The challenge is to test each individual entry to see, if it is seemingly random or not. As there are only 50 entries, statistics is low, but one can now obtain a distribution of p-values, possibly revealing that while some (most?) students managed to produce "random enough" numbers, there are also clear (deliberate?) outliers.

NOTE: Many of the same tests that was used in the combined data can be applied here.

  
##  Author: 
- Troels Petersen ([email](mailto:petersen@nbi.dk))

In [None]:
import numpy as np
import csv
import matplotlib.pyplot as plt
import random
import string
from scipy import stats

In [None]:
verbose = True

## __Student Numbers__

Read the student digits in from the text file provided. Garbage numbers have already been removed and the format of the data in lines of 50 digits.

In [None]:
file_name = 'data_IndividualStudentDigits.txt'

list_digits = []
with open(file_name, mode='r', newline='') as file:
    reader = csv.reader(file)
    for row in reader:
        list_digits.append(row)
        
print(f"  The total number of valid entries in the data files are: {len(list_digits):4d}")

# Closure test:

Before we apply tests to the real (human) data, it is worthwhile to check the result on something we know. Therefore, we simulate truly random digits for (non-human) data. Here, we would expect the p-values to distribute themselves uniformly, as "random" is our null hypothesis. However, since statistics is small (50 entries per case), the p-value distributions might be affected by this (i.e. scarse, shifted, etc.). The closure tests allows you to know this ahead of applying your tests to the real data.

In [None]:
Nsim = len(list_digits)        # Here, one can also choose a much higher number!

# Generate the list of strings
list_digits = []
for _ in range(Nsim):
    random_digits = random.choices("0123456789", k=50)
    random_string = "".join(random_digits)
    list_digits.append(random_string)

# Analysis of digits:

This is where your analysis goes - good luck.

In [None]:
for i, digits in enumerate(list_digits) :

    # Convert string to list of inteters:
    numbers = []
    for char in digits :
        numbers.append(int(char))

    if (verbose and i < 10) :
        print(numbers)

Questions:
---
1. Discuss (possibly again) with your peers, what criteria truly random numbers should satisfy, and how these criteria can be tested. Next, think of what test statistic (i.e. function of the 50 entries boiling these down to one number) that would be different between non-random and truly random numbers. If you know the distribution of this test statistic, you may in a test ask what the probability of obtaining this value or something more extreme is. That is of course the p-value.<br>
You may possibly be inspired by looking at say the first 10-50 entries in the student data. Here, you should see "obvious" non-random cases, which may guide you.
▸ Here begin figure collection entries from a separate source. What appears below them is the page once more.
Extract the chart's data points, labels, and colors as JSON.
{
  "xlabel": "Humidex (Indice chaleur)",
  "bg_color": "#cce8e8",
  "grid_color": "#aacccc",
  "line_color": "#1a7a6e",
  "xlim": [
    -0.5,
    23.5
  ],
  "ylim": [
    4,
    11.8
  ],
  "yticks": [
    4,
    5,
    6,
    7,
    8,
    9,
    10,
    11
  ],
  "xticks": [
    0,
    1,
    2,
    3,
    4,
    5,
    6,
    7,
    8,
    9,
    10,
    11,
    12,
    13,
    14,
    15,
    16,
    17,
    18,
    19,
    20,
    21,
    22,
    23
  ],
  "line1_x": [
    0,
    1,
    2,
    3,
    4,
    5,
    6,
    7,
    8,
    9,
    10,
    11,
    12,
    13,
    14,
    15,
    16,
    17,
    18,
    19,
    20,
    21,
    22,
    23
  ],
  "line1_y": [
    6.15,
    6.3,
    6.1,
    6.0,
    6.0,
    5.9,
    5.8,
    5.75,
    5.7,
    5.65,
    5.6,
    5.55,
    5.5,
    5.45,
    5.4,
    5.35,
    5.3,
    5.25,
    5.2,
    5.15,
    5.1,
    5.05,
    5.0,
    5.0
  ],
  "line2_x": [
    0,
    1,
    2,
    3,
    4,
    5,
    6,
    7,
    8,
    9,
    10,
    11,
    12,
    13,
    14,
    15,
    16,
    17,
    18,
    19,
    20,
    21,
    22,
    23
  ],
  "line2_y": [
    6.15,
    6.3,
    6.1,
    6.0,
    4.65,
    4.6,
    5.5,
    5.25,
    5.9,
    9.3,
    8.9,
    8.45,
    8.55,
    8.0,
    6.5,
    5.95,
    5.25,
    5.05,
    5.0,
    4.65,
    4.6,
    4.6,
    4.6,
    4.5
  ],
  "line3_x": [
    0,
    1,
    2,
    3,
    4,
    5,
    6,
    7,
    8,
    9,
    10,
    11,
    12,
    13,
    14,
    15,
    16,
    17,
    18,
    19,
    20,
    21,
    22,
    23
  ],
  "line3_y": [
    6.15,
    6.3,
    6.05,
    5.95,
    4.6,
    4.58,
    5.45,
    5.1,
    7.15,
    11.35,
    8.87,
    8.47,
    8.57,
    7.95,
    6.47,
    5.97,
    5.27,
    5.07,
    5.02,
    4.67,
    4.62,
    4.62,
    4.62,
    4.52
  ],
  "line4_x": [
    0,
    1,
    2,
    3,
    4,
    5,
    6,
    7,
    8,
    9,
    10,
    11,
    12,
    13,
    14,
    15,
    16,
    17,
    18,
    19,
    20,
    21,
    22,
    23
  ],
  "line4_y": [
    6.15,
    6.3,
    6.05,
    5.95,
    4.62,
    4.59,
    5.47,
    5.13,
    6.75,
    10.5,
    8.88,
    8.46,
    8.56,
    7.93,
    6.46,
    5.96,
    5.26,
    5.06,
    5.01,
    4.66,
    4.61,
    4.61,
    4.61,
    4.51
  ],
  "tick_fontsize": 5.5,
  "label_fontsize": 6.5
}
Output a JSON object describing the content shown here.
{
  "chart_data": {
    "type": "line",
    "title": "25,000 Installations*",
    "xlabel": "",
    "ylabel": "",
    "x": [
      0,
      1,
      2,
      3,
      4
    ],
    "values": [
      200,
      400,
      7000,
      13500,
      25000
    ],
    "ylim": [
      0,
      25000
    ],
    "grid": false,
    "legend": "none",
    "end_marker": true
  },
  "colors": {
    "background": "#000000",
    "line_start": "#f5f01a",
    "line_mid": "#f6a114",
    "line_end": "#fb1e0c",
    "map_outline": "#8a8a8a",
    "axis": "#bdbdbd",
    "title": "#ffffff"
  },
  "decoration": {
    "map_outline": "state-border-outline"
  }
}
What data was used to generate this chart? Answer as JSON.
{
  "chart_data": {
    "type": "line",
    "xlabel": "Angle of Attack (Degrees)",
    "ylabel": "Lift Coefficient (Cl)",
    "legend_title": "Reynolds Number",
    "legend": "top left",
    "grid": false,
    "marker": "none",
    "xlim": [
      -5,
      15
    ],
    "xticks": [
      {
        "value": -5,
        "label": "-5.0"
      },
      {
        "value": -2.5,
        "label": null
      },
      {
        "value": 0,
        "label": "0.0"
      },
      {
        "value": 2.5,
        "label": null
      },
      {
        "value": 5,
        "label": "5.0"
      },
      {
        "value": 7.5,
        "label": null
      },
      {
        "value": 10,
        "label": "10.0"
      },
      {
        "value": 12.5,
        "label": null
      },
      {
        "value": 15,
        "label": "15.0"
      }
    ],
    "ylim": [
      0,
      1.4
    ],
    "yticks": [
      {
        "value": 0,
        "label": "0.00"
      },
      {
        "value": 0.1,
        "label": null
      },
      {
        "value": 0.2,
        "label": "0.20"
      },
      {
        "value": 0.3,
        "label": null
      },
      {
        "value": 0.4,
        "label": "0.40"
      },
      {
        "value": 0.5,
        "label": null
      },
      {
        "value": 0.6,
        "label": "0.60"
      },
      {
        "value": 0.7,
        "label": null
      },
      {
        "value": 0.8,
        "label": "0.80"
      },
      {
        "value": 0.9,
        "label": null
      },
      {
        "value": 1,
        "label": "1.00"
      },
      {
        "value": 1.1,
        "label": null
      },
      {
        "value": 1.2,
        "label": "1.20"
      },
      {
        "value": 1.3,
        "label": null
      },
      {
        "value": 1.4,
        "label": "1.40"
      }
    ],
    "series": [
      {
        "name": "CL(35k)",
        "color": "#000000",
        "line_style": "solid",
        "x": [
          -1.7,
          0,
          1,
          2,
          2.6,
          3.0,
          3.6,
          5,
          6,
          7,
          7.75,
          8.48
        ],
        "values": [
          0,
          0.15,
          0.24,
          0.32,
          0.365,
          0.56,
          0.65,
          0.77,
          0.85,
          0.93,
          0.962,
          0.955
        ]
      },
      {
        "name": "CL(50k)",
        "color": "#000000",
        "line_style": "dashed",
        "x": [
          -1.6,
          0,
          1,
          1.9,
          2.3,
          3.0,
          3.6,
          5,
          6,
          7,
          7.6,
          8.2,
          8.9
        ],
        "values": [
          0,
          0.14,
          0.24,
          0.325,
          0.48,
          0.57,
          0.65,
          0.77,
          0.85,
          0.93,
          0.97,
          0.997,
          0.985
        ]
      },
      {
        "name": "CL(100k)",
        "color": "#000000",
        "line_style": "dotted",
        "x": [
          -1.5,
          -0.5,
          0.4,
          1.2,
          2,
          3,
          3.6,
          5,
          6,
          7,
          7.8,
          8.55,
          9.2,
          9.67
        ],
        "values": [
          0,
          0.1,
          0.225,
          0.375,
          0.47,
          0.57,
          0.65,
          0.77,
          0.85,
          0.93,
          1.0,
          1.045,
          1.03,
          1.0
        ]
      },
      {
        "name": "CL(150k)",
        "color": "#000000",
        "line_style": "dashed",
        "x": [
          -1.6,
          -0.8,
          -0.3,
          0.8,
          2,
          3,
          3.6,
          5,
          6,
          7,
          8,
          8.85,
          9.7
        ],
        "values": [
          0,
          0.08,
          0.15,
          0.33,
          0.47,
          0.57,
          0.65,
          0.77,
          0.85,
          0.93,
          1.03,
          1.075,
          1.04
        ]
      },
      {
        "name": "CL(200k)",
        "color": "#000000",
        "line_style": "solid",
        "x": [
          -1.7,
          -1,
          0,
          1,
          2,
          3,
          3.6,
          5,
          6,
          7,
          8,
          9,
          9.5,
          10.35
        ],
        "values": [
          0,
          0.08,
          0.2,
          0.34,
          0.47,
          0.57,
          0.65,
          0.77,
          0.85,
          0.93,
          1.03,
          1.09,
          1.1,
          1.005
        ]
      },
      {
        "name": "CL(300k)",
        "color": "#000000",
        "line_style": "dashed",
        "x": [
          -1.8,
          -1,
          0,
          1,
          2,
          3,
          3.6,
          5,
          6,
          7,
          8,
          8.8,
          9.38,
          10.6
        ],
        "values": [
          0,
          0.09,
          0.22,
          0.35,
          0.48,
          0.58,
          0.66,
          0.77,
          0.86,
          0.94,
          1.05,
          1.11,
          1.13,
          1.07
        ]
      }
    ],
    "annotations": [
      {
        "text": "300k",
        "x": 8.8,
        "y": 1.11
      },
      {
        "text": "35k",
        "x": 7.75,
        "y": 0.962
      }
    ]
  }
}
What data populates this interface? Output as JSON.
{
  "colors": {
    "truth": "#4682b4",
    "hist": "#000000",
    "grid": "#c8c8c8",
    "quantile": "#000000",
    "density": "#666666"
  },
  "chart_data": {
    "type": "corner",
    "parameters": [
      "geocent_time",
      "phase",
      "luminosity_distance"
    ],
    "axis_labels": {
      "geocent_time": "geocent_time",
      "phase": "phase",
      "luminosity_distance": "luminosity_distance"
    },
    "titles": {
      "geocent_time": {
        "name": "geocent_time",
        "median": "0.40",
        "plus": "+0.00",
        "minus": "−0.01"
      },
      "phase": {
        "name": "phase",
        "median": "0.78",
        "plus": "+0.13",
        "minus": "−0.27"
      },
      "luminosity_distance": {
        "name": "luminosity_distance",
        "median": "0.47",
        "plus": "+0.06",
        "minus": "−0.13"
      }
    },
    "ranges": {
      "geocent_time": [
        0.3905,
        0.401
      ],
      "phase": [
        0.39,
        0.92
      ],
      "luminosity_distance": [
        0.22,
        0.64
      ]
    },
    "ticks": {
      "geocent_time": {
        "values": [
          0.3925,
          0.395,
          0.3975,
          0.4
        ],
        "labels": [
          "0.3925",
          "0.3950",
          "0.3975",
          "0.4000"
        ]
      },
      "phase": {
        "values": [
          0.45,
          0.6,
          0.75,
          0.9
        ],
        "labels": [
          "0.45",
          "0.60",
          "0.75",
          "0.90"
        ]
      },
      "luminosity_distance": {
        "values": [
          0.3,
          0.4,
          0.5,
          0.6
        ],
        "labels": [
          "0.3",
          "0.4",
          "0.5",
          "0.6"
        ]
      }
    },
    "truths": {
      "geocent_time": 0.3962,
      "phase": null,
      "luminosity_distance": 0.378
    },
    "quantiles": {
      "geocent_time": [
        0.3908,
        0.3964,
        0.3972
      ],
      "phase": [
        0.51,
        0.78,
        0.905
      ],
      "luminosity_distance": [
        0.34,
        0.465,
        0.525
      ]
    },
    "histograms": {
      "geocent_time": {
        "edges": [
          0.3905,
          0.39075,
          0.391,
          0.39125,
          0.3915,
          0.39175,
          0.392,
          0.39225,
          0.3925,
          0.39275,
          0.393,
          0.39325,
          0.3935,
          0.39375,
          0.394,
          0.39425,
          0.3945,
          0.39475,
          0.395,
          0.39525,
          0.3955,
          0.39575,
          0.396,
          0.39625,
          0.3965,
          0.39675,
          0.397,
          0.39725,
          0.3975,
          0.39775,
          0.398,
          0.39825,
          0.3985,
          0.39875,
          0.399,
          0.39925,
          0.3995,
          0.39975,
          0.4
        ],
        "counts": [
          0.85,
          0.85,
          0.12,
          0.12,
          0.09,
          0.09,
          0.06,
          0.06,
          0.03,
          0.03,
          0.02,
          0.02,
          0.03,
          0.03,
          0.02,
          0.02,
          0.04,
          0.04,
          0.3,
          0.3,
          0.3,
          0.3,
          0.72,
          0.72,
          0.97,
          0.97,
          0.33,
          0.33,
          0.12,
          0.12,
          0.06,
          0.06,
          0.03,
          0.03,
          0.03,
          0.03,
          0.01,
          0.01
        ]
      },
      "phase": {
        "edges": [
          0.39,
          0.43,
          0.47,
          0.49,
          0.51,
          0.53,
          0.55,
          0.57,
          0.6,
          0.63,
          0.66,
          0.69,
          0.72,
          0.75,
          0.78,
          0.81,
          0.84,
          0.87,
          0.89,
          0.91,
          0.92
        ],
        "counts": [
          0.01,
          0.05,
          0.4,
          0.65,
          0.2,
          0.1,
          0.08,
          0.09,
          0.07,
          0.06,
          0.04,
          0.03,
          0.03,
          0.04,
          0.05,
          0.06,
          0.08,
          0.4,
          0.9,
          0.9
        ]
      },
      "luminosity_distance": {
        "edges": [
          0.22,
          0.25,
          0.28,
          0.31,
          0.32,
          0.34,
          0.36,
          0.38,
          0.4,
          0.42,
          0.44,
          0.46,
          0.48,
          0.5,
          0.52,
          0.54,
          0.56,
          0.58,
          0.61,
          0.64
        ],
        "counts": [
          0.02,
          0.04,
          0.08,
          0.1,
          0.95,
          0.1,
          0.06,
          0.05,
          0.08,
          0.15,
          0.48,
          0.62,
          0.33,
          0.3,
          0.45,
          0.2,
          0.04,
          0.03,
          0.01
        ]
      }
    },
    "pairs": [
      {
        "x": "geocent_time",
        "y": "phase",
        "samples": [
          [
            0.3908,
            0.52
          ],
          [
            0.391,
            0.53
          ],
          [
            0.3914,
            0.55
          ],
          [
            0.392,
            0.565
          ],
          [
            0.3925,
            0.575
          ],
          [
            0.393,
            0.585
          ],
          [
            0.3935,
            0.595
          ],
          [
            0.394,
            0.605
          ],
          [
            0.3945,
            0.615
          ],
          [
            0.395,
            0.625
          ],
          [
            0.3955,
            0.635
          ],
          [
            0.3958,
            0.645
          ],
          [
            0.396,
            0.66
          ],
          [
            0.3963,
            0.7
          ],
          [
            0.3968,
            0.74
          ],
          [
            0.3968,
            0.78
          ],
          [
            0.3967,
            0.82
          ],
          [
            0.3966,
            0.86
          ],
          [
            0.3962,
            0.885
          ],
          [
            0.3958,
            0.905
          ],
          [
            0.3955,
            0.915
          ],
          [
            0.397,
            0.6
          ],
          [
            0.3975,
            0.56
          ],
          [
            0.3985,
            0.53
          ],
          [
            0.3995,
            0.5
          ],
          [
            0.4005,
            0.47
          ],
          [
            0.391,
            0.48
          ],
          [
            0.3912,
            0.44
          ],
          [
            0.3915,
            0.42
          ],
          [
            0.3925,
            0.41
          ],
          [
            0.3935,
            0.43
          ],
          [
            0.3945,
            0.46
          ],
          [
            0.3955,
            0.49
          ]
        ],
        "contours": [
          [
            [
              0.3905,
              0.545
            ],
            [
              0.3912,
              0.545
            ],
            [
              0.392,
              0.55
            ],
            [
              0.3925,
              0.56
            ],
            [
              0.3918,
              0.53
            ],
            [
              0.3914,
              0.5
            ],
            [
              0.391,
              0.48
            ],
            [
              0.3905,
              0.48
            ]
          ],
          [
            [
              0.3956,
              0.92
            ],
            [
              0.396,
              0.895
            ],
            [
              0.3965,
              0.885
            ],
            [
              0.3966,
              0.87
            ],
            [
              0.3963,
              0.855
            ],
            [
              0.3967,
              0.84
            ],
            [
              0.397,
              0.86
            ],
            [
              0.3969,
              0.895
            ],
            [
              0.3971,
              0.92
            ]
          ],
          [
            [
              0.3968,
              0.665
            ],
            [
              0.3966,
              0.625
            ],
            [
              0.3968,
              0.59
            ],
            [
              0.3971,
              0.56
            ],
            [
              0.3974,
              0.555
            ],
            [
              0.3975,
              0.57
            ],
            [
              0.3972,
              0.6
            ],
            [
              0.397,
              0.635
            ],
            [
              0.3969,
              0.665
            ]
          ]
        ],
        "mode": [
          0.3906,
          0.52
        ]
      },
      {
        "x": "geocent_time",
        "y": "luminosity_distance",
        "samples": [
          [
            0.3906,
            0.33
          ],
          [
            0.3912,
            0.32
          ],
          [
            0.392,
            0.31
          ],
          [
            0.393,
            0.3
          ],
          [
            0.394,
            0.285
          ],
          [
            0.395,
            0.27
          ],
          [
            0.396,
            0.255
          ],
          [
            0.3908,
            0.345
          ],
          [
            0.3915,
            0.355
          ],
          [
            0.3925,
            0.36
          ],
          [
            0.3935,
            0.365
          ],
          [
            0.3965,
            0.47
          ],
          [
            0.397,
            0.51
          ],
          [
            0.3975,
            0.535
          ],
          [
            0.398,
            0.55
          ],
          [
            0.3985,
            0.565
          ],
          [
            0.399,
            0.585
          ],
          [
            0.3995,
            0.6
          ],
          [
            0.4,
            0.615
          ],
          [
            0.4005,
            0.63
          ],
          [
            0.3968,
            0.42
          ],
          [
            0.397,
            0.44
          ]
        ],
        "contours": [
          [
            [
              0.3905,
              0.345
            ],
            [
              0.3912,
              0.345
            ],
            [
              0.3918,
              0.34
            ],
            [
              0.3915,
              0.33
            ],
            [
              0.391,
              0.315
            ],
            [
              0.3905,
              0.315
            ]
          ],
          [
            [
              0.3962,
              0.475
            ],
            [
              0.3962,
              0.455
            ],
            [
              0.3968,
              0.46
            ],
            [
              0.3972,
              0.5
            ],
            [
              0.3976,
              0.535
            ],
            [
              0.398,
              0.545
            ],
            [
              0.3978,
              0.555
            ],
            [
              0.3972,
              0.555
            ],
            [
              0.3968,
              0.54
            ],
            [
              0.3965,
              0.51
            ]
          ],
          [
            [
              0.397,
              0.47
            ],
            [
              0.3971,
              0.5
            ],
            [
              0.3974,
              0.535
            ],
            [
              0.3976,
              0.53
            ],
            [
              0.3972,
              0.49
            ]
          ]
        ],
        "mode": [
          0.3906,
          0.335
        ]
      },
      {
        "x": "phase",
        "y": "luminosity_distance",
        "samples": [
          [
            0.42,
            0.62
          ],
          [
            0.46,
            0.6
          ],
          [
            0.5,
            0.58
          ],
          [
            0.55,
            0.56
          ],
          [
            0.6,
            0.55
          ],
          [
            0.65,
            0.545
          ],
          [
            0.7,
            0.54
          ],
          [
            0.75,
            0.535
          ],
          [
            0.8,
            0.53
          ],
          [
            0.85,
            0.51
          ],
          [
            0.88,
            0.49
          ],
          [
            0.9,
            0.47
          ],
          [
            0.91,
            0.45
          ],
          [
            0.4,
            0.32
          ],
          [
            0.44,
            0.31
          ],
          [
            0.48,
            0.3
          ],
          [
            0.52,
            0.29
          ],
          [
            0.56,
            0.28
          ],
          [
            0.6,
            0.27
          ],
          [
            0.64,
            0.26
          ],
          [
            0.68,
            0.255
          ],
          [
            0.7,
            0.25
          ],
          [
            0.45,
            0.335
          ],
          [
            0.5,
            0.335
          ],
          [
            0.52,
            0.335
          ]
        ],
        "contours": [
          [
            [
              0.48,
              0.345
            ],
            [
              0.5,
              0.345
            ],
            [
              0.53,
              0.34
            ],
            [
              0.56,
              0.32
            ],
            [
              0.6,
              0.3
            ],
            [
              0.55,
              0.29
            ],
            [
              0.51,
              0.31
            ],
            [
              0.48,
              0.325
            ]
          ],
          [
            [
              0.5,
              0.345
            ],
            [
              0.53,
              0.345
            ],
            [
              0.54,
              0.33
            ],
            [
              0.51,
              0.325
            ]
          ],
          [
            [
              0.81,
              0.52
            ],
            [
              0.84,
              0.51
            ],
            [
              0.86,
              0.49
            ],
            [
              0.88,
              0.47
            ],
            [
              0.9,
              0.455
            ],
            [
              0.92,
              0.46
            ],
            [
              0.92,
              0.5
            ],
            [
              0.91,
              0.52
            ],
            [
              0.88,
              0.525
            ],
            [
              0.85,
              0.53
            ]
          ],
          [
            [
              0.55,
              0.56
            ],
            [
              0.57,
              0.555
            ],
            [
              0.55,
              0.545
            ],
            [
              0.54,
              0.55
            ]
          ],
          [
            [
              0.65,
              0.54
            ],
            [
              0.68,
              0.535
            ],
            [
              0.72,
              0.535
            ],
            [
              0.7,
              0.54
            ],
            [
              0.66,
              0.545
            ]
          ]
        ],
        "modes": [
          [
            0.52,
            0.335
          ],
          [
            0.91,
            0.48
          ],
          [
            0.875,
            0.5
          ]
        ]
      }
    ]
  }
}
2. Apply your test to all the entries, starting with the *truly random data* to see, if your test(s) make sense and do give sensible p-values for these digits.

3. Once you think this is the case, try it out on the real data. Do you get a different p-value distribution? And do some of the entries have very low p-values? Try to print some of the low p-value cases and check if they are indeed rather non-random.

# Learning points:

This exercise should generally make you capable of:
1. Designing (simple) hypothesis tests
2. Coding them up
3. Testing these on random data as a closure test
4. Applying them to data
5. Interpreting the results

You should (once again) be highly aware, that even a fully correct test may not "discover" anything, even if there is an effect. For example, testing if the mean value of the 50 digits is consistent with 4.5 (null hypothesis) may show consistency, even if the sample is _very_ non-ramdom (e.g. half 0s and half 9s).

However, if just **one** test shows a highly significant deviation from the null hypothesis, then this hypothesis falls.